Addis ababa: The United Nations Food Systems Summit opened in Addis Ababa this morning amid AGRA’s call on global institutions and investors to prioritize country-led and youth-driven strategies in Africa’s food systems. AGRA reaffirmed its long-standing, country-led leadership role in the UN Food Systems Summit process, stressing the urgent need for innovative financing and locally grounded solutions in transforming agriculture and building lasting resilience against climate change.
According to Ethiopian News Agency, AGRA emphasized the importance of interventions owned by communities and tailored to national contexts for delivering enduring impact. The organization highlighted its collaboration with 11 African governments over the past four years to embed food-systems pathways into national development plans, catalyze governance reforms, strengthen evidence use, and build resilience, drawing from commitments made at UNFSS 2021.
The UNFSS+4 serves as a platform to assess progress since the inaugural 2021 UN Food Systems Summit, promoting accountability and driving action and investment to strengthen the collective commitment to achieving the 2030 Sustainable Development Goals (SDGs). Throughout the summit, AGRA is actively engaging in pivotal dialogues on unlocking capital for food systems, innovative financing models, and resilient value chains.
Alice Ruhweza, President of AGRA, noted that the world is at a moment of reckoning, grappling with financing a sustainable and food-secure future. She emphasized the need for functional, inclusive, resilient, and well-funded food systems. Ruhweza also highlighted the challenges faced by Africa’s young agri-entrepreneurs, including prohibitive costs of accessing finance due to unfavorable risk profiles, and called for innovative financing instruments that match the ambition of young innovators at the required scale.
C.D. Glin, President of PepsiCo Foundation and Global Head of Social Impact at PepsiCo Inc., expressed that climate change impacts food systems globally. He underscored the need for collective, farmer-centric actions to unlock breakthroughs and drive transformative actions. PepsiCo and the PepsiCo Foundation are working across Africa to strengthen crop value chains, particularly in Egypt, Ethiopia, and South Africa, by forging crucial partnerships with governments, multilateral organizations, development agencies, and private sector entities.

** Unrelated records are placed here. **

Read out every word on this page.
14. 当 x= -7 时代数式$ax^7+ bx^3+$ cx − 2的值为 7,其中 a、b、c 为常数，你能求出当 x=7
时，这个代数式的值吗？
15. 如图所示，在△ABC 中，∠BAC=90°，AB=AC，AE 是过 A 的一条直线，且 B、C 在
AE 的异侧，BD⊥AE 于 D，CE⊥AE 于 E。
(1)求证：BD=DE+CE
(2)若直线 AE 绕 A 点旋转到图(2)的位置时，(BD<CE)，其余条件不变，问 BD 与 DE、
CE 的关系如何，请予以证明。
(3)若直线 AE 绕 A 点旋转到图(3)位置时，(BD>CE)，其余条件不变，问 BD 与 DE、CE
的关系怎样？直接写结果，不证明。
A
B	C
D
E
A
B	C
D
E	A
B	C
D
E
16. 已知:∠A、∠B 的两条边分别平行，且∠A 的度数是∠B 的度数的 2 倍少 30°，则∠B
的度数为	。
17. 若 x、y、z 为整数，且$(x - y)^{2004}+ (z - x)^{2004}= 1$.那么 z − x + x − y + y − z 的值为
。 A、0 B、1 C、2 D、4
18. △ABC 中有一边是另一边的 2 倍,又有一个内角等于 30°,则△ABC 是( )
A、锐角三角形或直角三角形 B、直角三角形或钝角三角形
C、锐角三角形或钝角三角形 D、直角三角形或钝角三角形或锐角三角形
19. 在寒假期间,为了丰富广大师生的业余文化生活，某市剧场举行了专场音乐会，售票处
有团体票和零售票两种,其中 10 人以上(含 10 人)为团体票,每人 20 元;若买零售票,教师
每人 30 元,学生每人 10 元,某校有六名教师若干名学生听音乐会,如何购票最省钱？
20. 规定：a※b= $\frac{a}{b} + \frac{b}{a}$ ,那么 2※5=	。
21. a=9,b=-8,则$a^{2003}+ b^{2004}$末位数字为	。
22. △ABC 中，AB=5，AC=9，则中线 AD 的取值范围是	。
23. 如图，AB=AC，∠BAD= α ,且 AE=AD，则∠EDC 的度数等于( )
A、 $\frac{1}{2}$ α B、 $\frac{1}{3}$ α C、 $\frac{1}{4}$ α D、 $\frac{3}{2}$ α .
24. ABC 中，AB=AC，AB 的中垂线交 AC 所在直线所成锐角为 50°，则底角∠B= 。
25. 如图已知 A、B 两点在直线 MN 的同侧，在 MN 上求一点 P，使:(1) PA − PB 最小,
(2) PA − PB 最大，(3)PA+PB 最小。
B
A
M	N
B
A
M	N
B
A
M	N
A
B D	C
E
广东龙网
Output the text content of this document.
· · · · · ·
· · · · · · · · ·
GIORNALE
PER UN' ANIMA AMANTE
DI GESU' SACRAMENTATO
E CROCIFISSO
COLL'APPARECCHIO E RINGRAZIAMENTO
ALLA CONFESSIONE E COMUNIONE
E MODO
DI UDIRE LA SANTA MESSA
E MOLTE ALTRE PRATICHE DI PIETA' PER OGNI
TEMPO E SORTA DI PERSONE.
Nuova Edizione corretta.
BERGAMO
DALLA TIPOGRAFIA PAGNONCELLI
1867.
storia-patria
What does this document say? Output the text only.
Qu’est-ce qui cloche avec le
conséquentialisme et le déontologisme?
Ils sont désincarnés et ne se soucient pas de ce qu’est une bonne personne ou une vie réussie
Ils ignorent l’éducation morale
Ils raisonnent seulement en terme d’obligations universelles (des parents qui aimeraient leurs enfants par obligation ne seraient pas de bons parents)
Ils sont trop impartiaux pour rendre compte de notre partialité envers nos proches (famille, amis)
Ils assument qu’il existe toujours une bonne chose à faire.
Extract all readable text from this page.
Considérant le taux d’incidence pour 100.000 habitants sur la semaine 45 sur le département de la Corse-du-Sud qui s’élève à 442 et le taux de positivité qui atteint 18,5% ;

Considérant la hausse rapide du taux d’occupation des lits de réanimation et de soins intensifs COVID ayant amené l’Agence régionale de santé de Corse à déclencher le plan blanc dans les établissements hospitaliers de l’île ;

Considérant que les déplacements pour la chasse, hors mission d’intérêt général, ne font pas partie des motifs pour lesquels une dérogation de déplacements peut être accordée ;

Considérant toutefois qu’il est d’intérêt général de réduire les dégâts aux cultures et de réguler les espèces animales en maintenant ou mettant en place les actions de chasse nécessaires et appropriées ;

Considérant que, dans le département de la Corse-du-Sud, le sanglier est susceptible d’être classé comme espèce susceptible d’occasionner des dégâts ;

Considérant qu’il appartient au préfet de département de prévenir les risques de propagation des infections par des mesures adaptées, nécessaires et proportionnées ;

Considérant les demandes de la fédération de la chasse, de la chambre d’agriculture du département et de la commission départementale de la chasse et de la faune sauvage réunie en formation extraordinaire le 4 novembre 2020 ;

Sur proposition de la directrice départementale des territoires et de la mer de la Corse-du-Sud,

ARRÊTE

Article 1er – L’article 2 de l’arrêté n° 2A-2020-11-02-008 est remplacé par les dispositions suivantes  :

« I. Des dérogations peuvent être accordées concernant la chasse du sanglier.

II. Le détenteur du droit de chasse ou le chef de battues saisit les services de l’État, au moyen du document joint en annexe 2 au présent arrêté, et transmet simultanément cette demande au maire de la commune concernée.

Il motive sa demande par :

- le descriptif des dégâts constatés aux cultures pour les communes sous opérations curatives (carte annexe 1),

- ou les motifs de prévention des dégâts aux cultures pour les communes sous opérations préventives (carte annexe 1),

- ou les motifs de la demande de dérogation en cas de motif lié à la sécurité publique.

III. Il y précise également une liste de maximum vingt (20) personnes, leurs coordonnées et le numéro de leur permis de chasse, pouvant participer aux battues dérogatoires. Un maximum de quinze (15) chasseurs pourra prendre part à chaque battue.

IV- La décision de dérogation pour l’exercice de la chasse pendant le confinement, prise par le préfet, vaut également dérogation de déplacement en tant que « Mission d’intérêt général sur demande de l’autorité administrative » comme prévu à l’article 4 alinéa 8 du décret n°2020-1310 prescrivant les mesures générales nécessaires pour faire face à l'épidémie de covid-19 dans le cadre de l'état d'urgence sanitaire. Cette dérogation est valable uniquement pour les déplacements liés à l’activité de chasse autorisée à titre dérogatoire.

As a strategic partner of AGRA, PepsiCo is working to scale community-based agricultural solutions through smallholder support. This initiative comes ahead of the State of Food Security and Nutrition in the World (SOFI) 2025 report, which tracks global progress on hunger, food insecurity, and malnutrition. The report reveals that while hunger has begun receding in Southern Asia and Latin America, food insecurity worsened in both rural and urban Africa between 2022 and 2024, with the global gender gap in food insecurity narrowing from 2021 to 2023, only to widen again in 2024.
AGRA is supporting over 30 African small and medium enterprises (SMEs) participating in dedicated pitching sessions at the summit, including a high-level reflection on the Comprehensive Africa Agriculture Development Programme (CAADP). These sessions aim to spotlight youth-led innovations and policy-aligned investment opportunities.
Ahead of the Summit, AGRA launched the African Digital Crop Variety Catalogue, a first-of-its-kind tool offering a comprehensive, searchable database of released crop varieties across AGRA’s focus countries. Developed by AGRA’s Centre of Excellence for Seed Systems in Africa (CESSA), the platform strengthens evidence-driven decision-making, from farmer field choice to national seed policy.